Knowledge Bank

The technique of high power four-level microwave double resonance has been applied to the study of rotational transitions of $NH3$ induced by collisions with the polar molecules $H2O$, $D2O$, NO, CO, $CH3X$, $CX3H$ (X = F, Cl, Br, I) and $CH2CN$. An extremely large collision-induced effect was observed in the $NH3$ --- $H2O$ collision experiment (an order of magnitude larger than that observed in pure $NH3$), and is explained as due to rotational resonance between $NH3\Delta J=\pm 1$ transitions and the far infrared transitions of water. $D2O$ also gave a large effect.
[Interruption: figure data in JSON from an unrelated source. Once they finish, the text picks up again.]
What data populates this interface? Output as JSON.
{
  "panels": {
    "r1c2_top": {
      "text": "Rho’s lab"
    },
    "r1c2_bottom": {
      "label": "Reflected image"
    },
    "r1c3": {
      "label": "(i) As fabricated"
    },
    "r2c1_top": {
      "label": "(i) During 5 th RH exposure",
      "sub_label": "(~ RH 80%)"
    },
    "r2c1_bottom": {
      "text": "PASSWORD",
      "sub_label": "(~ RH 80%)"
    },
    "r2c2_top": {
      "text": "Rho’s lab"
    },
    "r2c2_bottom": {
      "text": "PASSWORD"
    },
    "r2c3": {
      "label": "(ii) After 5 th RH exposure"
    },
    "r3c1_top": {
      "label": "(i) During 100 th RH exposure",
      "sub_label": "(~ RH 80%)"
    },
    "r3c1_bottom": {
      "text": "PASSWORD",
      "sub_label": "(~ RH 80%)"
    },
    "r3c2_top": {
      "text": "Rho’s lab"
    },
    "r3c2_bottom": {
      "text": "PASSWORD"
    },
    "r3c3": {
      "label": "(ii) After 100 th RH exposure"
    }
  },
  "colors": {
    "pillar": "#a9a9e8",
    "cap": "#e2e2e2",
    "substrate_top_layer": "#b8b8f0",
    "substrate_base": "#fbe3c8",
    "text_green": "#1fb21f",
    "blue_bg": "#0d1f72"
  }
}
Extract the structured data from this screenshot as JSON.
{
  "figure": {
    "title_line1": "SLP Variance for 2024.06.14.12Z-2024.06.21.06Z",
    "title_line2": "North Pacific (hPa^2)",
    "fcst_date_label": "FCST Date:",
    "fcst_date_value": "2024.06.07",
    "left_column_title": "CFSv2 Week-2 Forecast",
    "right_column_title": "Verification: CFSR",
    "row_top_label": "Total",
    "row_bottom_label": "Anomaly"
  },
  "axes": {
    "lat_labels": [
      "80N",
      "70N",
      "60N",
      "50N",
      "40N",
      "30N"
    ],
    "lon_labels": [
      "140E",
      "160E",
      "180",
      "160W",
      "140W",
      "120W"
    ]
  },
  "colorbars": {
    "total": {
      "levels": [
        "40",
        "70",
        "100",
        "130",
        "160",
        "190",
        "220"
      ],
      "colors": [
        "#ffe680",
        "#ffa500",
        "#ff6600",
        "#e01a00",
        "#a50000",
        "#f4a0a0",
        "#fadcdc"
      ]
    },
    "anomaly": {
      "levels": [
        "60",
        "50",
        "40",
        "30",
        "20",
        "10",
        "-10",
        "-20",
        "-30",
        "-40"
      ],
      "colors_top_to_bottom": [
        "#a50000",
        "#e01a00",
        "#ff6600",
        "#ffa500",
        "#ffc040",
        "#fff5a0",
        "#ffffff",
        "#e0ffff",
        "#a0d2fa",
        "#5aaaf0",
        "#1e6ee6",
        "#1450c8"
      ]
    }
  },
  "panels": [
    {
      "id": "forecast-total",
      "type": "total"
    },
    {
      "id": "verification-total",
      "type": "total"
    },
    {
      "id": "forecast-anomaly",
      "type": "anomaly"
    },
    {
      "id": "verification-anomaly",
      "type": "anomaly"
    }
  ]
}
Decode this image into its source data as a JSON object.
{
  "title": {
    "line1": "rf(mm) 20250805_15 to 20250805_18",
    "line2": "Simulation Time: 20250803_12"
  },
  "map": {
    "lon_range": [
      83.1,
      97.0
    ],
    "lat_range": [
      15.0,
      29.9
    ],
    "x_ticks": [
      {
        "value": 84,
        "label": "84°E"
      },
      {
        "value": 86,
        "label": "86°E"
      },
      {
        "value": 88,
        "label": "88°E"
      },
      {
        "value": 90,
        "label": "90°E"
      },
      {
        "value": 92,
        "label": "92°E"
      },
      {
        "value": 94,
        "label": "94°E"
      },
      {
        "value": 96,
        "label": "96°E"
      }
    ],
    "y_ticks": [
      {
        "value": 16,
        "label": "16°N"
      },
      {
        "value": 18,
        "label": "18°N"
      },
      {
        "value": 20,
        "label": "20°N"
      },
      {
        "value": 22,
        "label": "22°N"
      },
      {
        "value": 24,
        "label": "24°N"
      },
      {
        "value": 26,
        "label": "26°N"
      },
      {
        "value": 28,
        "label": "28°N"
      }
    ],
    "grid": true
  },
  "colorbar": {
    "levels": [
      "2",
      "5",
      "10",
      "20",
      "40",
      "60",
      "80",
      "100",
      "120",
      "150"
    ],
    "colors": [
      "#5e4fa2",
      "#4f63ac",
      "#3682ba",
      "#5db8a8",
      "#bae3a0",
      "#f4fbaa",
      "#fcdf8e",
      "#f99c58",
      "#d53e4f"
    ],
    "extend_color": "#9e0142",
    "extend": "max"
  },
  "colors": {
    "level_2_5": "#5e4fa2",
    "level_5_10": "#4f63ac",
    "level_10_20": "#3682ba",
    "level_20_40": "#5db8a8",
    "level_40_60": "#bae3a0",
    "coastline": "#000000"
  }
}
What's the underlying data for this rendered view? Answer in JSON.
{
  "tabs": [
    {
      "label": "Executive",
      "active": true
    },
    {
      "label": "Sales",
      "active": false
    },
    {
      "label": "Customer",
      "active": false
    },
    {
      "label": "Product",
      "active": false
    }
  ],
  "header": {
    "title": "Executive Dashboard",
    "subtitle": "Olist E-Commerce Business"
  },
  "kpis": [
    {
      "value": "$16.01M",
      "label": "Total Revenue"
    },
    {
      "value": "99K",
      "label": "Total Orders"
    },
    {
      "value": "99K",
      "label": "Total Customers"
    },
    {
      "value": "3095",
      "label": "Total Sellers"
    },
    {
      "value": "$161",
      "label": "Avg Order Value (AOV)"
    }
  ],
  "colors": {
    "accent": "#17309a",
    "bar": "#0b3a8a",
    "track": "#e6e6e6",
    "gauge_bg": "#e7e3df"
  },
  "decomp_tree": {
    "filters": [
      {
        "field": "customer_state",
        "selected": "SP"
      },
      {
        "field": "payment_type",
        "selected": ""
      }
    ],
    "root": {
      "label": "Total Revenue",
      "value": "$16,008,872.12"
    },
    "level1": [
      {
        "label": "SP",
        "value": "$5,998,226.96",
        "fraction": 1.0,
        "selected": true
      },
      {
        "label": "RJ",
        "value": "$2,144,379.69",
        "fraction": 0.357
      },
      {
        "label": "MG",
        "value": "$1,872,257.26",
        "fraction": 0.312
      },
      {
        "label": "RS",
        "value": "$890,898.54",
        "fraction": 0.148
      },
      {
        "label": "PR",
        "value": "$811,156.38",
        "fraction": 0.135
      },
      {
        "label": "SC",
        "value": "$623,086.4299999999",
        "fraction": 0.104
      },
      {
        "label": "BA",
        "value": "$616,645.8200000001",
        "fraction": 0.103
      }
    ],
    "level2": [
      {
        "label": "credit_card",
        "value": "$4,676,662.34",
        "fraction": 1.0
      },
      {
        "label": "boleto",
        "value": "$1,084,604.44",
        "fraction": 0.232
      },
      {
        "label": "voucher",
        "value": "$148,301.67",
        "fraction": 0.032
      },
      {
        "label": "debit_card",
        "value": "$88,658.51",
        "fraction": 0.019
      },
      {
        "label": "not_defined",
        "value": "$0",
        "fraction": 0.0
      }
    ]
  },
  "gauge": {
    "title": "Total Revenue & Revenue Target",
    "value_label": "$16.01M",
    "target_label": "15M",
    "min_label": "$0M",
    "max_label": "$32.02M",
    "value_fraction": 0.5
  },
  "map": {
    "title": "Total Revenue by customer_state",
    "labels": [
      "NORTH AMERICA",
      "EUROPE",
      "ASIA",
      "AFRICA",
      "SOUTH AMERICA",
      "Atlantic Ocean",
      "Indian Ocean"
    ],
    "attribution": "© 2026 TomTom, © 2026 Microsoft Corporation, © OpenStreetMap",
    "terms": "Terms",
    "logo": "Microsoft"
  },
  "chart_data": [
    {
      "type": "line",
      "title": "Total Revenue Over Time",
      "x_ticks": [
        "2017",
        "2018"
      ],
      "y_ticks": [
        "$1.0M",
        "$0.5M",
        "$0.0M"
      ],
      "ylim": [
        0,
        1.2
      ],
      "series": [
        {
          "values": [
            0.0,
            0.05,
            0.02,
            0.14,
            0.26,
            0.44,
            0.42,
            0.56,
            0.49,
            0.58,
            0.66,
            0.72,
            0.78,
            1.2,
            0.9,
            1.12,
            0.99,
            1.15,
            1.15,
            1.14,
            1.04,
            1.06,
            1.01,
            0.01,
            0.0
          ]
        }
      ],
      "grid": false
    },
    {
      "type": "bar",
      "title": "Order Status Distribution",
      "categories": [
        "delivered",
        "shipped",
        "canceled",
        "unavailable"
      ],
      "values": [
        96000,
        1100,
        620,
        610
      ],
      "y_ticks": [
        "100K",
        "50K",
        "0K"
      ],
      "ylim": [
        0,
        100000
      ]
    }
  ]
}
The results of the measurements for other collision partners, which are not well understood at the present time, will be discussed. Reciprocity experiments, in which the pumping and signal transitions are reversed, have been carried out for $NH3$ --- rare gas collisions. The selection rules obtained in previous $work1$ have been confirmed but a more extensive mapping of collision-induced transitions has been obtained. Although the signs of corresponding signals are consistent, some of the magnitudes are observed to be quite different. This is explained partly by the principle of detailed balancing and partly by differences in some of the transition probabilities. An attempt is being made to determine the probabilities of individual transitions by combining the results of steady measurements with the direct observation of the recovery time of saturation.